There was a moment when my entire covering of skin went cold. I could guess. What else would he have to sell, apart from—?

“Three weeks in the bloody bell tower,” he went on, and now he sounded exactly like his old self. “Nothing to do all day. Fortunately, on my second trip to the trash cans I passed an open door, some first-year, presumably, who hasn’t learned about keeping his door locked. He’d got ink, pens and half a ream of good paper. Don’t suppose he’ll make that mistake again.”

I love music. It’s been my life. Music has informed my development, given me more pleasure than I can possibly quantify or qualify; it’s also taken me from the fullers’ yard at Ap’Escatoy to the Studium, and kept me here, so far at least. Everything I am, everything I have, is because of music.

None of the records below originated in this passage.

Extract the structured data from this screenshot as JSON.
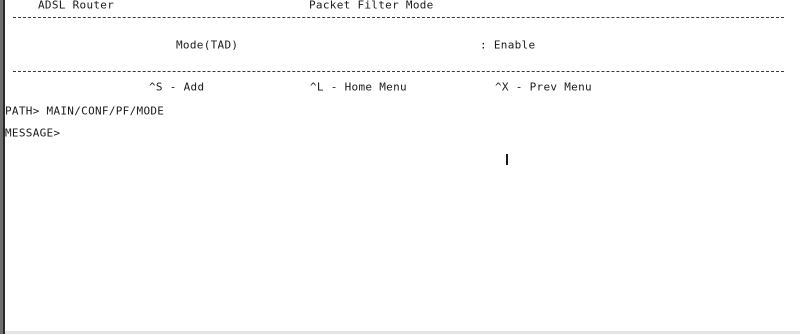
{
  "header": {
    "product": "ADSL Router",
    "screen_title": "Packet Filter Mode"
  },
  "setting": {
    "label": "Mode(TAD)",
    "value": ": Enable"
  },
  "keys": {
    "add": "^S - Add",
    "home": "^L - Home Menu",
    "prev": "^X - Prev Menu"
  },
  "path": "PATH> MAIN/CONF/PF/MODE",
  "message": "MESSAGE>"
}
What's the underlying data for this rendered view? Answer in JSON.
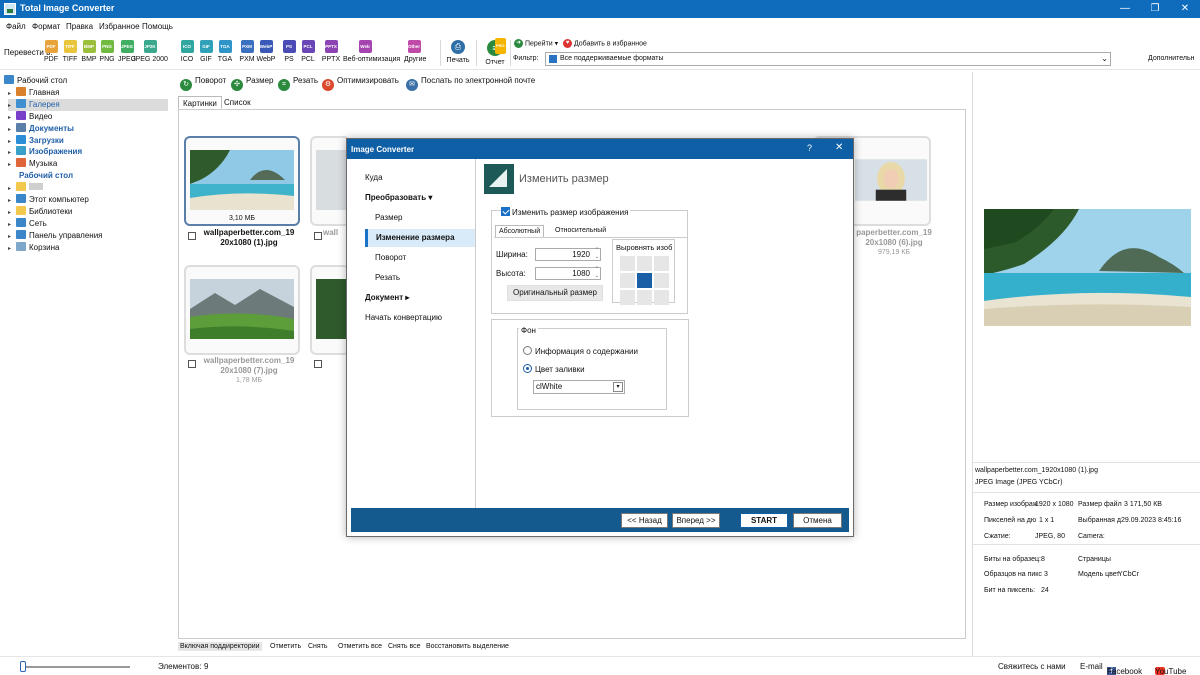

For which I am properly grateful. The unfortunate part of it is, there’s never been quite enough. Not enough music in me; never enough money. The pleasure, emotional and intellectual, is one thing. The money, however, is another. Almost enough—I’m not a luxurious sort of person, I don’t spend extravagantly, but most of it seems to go on overheads; college bills, servants’ wages, contributions to this and that fund, taxes, of course, all that sort of nonsense—but never quite enough to let me feel comfortable. I live in a constant state of anxiety about money, and inevitably that anxiety has a bad effect on my relationship with music. And the harder I try, the less the inspiration flows. When I don’t need it, when I’m relatively comfortable and the worry subsides for a while, a melody will come to me quite unexpectedly and I’ll write something really quite good. But when I’m facing a deadline, or when the bills are due and my purse is empty; when I need money, the inspiration seems to dry up completely, and all I can do is grind a little paste off the salt-block of what I’ve learned, or try and dress up something old, my own or someone else’s, and hope to God nobody notices. At times like that, I get angry with music. I even imagine—wrongly, of course—that I wish I was back in the fullers’ yard. But that’s long gone, of course. My brother and I sold it when my father died, and the money was spent years ago, so I don’t even have that to fall back on. Just music.